Harford jumps across thousands of miles and hundreds of years to contrast Cameroon with the 15th-century village of Bruges, located in what is now Belgium. Bruges was an economic powerhouse for 200 years until the Zwin River, upon which its ability to trade its excellent locally produced cloth depended, silted up. The town’s economy dried up along with the river. Harford’s conclusion is that the solution to poverty is to trade with other nations. Perhaps—but while trade allows a middle class to develop, it certainly does not cure poverty; Harford need travel no farther than a dozen or so blocks from the Soviet Safeway to see that. And the comparison of two towns separated by time, space, and culture raises a litany of exceptions and chicken-and-egg questions that a blind faith in globalization can’t answer. Does Cameroon produce less because it trades less, or does it trade less because it produces less?

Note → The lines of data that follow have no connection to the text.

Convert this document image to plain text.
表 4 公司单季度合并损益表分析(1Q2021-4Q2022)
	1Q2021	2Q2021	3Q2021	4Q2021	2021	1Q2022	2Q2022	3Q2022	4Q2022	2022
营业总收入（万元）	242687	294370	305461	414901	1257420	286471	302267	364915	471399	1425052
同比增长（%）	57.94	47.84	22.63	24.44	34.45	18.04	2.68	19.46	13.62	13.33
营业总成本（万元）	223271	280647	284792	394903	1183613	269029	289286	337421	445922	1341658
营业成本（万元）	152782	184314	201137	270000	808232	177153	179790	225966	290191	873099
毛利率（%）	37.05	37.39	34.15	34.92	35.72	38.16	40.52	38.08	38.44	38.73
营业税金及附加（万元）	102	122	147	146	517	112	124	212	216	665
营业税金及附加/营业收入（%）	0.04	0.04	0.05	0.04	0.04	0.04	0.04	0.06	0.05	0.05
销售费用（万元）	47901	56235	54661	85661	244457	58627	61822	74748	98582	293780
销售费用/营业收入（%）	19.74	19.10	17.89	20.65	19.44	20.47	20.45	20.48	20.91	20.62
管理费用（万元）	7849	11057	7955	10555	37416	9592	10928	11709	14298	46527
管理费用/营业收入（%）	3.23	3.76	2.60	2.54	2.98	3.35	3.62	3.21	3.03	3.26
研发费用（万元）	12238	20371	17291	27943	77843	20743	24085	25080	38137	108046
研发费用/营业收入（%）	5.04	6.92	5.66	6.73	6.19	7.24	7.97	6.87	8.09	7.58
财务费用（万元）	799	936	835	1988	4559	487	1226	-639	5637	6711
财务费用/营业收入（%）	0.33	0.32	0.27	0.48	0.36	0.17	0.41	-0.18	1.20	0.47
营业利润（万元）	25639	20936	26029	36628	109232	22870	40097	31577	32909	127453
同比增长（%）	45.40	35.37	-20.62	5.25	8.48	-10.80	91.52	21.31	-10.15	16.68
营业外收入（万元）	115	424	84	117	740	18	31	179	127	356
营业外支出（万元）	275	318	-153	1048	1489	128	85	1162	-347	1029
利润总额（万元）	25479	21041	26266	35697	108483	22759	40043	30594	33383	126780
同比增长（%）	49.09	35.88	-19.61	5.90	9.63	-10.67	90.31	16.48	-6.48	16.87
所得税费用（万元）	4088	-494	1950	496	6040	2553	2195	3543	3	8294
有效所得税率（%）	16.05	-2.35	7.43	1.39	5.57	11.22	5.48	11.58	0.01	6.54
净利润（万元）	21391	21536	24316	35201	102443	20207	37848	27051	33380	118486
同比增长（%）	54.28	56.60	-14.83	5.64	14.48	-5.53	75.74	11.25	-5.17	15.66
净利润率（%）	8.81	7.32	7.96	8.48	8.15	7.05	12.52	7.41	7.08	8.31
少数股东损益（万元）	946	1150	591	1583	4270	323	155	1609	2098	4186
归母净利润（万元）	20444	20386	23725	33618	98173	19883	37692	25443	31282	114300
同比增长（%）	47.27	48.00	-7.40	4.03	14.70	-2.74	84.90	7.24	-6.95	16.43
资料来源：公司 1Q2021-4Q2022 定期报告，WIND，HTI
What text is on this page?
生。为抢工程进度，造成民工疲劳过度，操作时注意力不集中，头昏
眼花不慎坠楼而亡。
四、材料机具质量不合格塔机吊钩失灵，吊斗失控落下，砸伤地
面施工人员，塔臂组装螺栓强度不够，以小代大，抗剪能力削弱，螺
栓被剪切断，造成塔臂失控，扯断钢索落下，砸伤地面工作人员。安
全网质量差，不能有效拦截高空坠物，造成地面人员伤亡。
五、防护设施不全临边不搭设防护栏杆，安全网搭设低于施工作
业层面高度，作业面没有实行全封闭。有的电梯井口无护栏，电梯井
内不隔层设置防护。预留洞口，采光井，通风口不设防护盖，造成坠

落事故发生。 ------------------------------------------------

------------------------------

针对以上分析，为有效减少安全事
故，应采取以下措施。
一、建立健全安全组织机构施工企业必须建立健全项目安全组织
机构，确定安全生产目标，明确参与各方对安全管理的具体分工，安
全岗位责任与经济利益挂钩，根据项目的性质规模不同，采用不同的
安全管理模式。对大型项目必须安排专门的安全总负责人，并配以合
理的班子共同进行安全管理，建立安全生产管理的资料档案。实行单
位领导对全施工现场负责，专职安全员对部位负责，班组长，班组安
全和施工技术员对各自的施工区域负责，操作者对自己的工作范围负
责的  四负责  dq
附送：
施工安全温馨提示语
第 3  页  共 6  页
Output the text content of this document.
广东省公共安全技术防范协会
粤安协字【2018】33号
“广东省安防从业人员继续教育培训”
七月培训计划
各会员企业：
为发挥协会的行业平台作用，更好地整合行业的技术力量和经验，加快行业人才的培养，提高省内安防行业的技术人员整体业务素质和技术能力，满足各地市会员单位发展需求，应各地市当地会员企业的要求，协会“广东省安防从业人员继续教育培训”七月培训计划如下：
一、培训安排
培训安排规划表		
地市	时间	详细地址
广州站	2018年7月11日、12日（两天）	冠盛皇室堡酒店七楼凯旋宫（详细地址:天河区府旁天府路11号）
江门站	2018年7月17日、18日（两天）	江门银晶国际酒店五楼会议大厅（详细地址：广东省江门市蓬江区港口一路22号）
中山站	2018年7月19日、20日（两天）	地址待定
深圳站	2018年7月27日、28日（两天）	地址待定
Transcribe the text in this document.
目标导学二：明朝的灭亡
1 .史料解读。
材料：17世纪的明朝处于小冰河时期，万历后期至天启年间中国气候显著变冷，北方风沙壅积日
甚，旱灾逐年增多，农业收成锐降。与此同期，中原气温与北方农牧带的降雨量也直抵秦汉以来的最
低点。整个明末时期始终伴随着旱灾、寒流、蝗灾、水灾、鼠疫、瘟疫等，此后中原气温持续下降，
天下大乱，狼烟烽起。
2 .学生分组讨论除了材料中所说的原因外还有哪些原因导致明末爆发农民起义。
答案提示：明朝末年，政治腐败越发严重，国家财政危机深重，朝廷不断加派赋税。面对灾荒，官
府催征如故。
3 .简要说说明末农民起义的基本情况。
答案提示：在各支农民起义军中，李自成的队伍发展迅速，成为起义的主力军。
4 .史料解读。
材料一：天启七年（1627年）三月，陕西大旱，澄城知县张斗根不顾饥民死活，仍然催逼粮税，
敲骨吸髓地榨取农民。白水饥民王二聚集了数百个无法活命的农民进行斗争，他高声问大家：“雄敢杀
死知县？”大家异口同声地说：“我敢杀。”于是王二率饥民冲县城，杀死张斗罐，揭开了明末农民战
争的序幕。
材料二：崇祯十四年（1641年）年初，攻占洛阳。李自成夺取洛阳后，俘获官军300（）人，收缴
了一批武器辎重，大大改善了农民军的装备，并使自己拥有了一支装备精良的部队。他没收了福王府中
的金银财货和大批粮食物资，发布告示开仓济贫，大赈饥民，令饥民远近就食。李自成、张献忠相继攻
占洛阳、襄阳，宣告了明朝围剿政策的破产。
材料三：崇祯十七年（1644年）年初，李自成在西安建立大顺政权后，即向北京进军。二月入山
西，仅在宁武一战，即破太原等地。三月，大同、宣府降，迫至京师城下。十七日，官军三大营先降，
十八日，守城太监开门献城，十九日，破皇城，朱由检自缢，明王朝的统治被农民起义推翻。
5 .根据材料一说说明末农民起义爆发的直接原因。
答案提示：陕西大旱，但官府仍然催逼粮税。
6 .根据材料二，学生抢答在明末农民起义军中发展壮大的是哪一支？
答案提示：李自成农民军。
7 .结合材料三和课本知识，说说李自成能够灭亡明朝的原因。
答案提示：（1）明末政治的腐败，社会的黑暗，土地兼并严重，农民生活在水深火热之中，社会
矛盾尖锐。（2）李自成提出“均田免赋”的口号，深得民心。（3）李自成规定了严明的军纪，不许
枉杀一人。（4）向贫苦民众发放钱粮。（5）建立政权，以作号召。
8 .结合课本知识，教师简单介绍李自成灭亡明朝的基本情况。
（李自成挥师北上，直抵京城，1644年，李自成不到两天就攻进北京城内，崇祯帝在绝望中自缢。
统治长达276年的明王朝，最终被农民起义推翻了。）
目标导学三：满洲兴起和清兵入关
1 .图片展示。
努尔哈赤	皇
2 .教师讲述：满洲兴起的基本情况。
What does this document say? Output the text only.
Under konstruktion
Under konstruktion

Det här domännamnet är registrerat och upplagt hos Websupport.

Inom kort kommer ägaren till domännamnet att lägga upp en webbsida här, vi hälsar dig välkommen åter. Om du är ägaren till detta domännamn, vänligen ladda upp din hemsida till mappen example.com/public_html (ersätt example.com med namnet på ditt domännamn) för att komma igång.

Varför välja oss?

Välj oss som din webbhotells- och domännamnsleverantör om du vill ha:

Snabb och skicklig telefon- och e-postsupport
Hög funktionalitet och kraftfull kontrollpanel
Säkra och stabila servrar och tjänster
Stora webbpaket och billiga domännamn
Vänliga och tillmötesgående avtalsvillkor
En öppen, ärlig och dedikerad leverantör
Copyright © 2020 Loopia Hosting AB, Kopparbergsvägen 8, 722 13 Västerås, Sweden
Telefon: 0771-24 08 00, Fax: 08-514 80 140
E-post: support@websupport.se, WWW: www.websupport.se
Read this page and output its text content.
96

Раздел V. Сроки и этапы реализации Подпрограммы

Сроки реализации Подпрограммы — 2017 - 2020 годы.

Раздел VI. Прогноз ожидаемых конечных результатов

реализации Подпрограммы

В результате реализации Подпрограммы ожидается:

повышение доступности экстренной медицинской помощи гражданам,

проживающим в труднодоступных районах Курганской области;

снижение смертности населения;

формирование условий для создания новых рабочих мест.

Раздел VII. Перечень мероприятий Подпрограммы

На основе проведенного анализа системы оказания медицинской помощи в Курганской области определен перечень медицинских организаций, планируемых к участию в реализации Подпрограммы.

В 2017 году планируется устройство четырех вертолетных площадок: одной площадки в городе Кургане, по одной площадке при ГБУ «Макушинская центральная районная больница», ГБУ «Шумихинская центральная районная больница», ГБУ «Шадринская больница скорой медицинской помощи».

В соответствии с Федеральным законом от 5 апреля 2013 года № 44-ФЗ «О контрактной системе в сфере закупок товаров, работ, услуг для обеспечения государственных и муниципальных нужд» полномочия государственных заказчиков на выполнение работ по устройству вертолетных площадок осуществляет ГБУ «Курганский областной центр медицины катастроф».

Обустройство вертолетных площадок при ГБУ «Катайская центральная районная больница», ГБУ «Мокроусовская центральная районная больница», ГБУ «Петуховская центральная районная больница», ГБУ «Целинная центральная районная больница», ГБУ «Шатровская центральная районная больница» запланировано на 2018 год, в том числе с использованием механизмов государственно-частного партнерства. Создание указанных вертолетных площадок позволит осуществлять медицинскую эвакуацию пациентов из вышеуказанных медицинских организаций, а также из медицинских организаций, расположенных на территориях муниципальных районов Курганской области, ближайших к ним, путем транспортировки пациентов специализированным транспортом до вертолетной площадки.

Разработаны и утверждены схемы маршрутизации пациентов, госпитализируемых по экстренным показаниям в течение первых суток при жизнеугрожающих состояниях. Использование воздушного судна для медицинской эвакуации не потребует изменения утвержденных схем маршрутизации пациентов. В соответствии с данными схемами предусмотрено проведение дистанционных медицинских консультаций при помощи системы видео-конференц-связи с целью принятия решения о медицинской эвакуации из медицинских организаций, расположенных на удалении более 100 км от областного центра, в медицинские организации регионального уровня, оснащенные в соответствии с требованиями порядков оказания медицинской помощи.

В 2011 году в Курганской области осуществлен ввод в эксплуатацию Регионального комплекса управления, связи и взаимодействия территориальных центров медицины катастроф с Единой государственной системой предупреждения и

Still, in his international section, Harford performs a real service when he dismantles a favorite political straw man: the dangers of trade imbalance. Currency, no matter how much Scrooge McDuck might have liked swimming in it, is really just pieces of paper. And when the value it represents is traded to someone overseas for goods or services, they will eventually trade it for something they can actually use, meaning the tens of billions of dollars that we send to Japan every year eventually come back.

Toward the end of the book, Harford remembers the famous Ronald Reagan quip about the Trival Pursuit game for economists. (Punch line: It has 100 questions and 3,000 answers.) Like psychology and postquantum physics, the uncertainty of economics is part of what makes it so alluring to nonexperts. Anyone’s drunken theory, it seems at times, is potentially as true as anyone else’s. Harford is an honest enough writer that he doesn’t pretend that this uncertainty isn’t a factor in the professional and academic fields, as well. When he rolls out his final assault on globalization’s critics, the best he can muster is to focus on the “near universal” opinions that “nearly all” economists can agree on—that trade is good, tariffs are bad, and taxes “distort” market behavior. But if that’s the limit of the consensus, you have to wonder: How many more explanations are there for why you can never buy a decent used car?